An Internet group considered the world’s leading spam-fighter says it’s been hit with a series of nonstop cyberattacks by spam-sending operations affected by its efforts, creating havoc for computer users worldwide.
The attacks are so powerful, experts fear they could eventually affect online banking, email, and other services.
Spamhaus, based in Switzerland, sends out round-the-clock updates on Internet service providers that allow spammers — who send out millions of unsolicited bulk messages — to flourish. It also blacklists those groups.
But since March, Spamhaus has been pummeled with endless "denial-of-service" assaults that have come close to shutting it down — apparently sent by spamming groups determined to get even.

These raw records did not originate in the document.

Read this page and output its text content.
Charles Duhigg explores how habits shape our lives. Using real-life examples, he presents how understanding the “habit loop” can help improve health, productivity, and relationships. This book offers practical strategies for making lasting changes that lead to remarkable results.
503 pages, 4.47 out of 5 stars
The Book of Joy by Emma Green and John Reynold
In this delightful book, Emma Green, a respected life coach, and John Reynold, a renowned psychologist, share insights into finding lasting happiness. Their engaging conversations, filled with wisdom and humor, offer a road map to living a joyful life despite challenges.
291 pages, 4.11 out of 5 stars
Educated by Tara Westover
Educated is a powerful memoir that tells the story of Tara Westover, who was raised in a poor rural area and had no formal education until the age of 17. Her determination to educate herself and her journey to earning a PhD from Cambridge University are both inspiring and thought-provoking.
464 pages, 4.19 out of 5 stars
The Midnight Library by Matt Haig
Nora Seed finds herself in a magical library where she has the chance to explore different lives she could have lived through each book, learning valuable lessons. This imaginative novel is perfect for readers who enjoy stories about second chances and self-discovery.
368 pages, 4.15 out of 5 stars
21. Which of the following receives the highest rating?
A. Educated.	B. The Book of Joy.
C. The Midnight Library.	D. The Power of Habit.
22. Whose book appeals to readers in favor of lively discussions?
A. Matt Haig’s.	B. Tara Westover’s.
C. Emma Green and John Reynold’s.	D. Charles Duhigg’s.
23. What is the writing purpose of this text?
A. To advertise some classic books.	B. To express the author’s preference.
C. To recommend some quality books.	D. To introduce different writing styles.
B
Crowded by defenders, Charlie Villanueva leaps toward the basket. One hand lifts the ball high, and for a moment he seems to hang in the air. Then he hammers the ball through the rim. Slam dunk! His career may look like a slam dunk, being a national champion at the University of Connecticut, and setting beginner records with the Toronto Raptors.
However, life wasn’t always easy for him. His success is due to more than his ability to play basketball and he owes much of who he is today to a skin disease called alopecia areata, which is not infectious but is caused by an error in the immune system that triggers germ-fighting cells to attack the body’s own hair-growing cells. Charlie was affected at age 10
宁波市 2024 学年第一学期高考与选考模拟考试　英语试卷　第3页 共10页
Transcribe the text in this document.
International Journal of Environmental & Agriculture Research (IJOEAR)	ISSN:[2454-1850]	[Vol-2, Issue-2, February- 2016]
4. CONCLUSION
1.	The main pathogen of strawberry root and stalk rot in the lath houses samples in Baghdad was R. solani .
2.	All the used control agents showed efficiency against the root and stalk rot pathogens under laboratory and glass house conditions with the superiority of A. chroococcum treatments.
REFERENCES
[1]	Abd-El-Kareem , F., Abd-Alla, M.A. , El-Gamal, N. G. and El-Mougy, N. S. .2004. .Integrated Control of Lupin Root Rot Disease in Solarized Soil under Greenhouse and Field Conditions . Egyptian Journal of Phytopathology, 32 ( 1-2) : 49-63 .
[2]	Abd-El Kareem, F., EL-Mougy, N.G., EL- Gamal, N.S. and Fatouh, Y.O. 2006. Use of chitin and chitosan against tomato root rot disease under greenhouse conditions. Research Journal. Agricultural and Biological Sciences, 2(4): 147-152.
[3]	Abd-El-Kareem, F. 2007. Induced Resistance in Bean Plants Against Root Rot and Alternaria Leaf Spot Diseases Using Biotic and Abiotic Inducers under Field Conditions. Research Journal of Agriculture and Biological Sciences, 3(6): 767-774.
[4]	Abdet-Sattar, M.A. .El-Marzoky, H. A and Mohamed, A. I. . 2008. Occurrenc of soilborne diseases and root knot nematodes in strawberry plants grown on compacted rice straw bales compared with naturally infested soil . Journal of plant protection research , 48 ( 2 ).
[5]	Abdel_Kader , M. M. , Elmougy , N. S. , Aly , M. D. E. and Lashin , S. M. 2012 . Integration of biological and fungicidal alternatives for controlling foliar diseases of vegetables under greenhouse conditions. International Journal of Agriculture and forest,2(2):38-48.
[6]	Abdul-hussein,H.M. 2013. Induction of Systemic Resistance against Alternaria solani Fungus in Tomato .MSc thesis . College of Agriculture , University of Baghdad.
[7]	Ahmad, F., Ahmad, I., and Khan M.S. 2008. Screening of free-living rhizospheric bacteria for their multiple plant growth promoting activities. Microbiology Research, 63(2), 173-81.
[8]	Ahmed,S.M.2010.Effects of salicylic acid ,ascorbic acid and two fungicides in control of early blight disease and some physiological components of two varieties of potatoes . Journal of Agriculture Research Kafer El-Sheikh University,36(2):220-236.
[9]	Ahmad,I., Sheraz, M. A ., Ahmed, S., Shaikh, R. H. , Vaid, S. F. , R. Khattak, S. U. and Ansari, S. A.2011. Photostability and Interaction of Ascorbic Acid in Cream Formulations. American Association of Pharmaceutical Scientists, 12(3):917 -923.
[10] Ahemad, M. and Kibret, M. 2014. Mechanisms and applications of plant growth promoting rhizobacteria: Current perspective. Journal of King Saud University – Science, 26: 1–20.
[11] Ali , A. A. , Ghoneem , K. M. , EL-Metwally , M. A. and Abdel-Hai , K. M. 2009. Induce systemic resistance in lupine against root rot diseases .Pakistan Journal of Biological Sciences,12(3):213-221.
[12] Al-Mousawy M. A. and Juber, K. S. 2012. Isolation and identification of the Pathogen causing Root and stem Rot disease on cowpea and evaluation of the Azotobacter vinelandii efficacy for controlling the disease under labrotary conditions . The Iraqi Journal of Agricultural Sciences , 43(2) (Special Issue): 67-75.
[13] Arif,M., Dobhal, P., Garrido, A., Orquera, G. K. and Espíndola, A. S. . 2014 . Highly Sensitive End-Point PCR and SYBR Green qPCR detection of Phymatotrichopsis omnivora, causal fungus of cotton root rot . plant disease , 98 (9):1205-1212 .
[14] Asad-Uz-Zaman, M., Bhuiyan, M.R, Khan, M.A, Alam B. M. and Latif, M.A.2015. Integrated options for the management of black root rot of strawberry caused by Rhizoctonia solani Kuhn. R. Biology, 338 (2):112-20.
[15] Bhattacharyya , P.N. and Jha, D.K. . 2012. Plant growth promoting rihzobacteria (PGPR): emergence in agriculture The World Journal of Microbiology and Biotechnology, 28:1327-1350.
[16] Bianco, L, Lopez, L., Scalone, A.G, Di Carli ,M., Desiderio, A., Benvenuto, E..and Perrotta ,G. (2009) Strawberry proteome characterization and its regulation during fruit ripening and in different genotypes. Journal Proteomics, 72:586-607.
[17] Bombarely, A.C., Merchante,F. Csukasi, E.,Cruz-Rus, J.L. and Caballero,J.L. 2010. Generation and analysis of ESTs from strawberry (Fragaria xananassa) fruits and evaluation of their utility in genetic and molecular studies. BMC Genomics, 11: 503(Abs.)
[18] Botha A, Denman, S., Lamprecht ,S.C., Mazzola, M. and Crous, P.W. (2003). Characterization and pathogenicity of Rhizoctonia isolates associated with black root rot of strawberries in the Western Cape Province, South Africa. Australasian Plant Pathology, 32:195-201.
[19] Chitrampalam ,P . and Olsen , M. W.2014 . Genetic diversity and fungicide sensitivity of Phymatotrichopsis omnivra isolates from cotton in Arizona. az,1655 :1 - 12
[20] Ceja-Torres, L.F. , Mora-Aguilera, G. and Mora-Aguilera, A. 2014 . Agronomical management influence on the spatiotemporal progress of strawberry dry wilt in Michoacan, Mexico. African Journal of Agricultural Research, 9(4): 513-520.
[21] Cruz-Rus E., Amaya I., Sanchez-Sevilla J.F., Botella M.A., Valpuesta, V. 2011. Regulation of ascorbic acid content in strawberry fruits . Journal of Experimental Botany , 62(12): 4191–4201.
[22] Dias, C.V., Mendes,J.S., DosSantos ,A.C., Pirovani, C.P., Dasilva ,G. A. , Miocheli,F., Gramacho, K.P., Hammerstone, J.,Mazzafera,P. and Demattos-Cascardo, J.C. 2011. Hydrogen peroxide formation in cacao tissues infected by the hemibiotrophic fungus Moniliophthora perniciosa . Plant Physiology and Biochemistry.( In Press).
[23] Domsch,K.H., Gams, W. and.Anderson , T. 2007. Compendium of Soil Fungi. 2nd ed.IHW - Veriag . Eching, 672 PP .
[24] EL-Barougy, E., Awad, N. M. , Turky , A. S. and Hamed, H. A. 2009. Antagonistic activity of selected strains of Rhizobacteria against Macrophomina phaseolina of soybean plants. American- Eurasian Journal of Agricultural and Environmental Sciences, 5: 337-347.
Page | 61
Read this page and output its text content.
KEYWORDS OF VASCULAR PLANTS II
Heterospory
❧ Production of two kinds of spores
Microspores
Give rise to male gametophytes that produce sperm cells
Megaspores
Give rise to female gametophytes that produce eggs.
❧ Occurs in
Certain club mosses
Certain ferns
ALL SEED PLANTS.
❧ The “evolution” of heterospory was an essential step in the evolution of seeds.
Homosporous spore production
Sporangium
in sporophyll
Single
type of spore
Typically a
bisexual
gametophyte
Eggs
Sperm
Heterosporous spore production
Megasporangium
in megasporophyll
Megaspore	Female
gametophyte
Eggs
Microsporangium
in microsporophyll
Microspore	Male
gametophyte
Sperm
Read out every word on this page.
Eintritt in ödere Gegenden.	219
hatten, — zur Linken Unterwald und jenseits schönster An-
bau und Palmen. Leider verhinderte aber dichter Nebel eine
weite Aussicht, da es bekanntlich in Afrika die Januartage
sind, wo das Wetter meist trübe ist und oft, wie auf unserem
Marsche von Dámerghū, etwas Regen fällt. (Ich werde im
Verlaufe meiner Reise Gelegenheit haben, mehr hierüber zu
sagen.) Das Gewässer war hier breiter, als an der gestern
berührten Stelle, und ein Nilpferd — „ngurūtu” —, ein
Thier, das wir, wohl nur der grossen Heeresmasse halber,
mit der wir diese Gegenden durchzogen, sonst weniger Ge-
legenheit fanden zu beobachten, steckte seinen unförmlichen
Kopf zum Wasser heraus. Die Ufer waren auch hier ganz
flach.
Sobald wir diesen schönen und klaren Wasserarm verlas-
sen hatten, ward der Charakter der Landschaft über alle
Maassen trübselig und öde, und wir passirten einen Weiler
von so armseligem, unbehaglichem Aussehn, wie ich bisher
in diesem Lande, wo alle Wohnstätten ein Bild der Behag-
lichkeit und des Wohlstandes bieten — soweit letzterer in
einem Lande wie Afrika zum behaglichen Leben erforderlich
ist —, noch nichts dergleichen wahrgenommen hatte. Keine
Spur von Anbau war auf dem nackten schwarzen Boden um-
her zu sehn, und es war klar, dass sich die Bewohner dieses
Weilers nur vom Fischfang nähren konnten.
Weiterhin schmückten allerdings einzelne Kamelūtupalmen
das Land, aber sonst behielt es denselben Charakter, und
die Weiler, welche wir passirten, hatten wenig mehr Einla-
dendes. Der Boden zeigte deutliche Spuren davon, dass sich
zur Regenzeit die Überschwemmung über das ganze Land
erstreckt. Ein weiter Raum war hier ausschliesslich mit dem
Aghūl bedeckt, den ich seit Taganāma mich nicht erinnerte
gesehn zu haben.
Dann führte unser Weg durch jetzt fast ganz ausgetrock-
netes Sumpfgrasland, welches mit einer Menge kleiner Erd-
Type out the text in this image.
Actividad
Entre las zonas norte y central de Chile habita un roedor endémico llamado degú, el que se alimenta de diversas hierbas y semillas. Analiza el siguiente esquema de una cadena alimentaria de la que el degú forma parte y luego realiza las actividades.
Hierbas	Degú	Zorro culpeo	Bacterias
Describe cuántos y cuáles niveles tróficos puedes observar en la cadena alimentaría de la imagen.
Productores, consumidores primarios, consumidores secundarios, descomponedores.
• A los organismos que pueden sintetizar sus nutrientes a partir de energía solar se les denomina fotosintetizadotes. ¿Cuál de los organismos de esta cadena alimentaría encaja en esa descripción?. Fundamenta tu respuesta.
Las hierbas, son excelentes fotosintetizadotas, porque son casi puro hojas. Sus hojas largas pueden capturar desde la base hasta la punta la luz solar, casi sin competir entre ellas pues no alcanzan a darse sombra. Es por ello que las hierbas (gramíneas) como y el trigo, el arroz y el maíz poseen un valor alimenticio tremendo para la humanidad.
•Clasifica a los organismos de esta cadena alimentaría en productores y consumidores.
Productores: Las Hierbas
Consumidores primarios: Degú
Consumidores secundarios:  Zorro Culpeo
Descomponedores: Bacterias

According to The New York Times
, the attacks have caused millions of regular Internet users to experience delays in services like Netflix or have trouble reaching websites.
Cybersecurity expert Alan Woodward told the BBC the attacks are causing a global traffic jam on the Web.
"If you imagine it as a motorway, attacks try and put enough traffic on there to clog up the on and off ramps. With this attack, there’s so much traffic it’s clogging up the motorway itself," he said.
The Times reports the cyberwar began when Spamhaus added Cyberbunker, a Holland-based company that offers Web hosting, to its blacklist for allegedly allowing spammers to operate.
"These guys are just mad. To be frank, they got caught. They think they should be allowed to spam," Patrick Gilmore, of the digital content provider Akamai Networks, told the newspaper.
Steve Linford, chief executive for Spamhaus, told the BBC the attacks have been powerful enough to potentially take down government Internet infrastructures.
Cyberdetectives from all over the world are now working to stop the attacks before they can cause cataclysmic damage.